LncRNA XIST and Nav1.7 have been identified to be significantly associated with the onset of osteoarthritis. Prim-O-glucosylcimifugin (POG) has antiinflammatory and analgesic effects in treating osteoarthritis (OA). However, its molecular mechanism of action remains unclear. This research investigated whether POG inhibits OA cartilage degeneration by regulating Nav1.7 through lncRNA XIST. We observed the relationship between lncRNA XIST and Nav1.7 through in vivo and in vitro experiments, and utilized lentiviral plasmids for XIST overexpression to further validate the protective effect of POG against OA. In vivo experiments revealed the close association of improving OA cartilage morphological changes by POG with lncRNA XIST and Nav1.7 downregulation and related proteins expression. In vitro experiments demonstrated significantly up-regulated lncRNA XIST and Nav1.7 expression in IL1β-induced chondrocytes, and their levels and related protein expression decreased after POG intervention. FISH indicated that POG attenuated the fluorescence intensity of lncRNA XIST in chondrocytes.
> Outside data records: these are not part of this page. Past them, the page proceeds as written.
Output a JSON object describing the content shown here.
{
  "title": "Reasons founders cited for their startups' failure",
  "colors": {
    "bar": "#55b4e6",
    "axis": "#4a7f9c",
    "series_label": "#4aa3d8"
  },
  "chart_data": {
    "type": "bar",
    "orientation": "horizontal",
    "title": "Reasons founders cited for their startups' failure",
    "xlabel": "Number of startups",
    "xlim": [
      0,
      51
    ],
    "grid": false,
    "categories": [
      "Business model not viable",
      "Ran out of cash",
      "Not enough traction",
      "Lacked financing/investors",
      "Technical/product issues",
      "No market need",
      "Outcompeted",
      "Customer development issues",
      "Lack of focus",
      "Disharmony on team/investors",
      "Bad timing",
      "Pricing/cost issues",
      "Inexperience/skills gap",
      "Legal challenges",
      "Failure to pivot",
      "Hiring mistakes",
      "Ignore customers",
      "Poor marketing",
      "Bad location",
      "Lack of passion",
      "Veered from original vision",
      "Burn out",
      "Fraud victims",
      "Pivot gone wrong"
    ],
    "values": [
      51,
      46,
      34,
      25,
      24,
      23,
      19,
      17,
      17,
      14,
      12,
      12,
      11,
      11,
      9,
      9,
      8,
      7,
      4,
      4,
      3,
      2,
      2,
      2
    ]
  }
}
RT-PCR and Western blot assays revealed the positive correlation of lncRNA XIST and Nav1.7 expression in chondrocytes. Additionally, flow cytometry results revealed that POG intervention reduced OA chondrocyte apoptosis. Therefore, we conclude that POG can mediate lncRNA XIST to regulate Nav1.7 to delay cartilage degeneration, which is an effective way to treat OA. However, lncRNA XIST is not the only target for regulation, and further discussion is needed.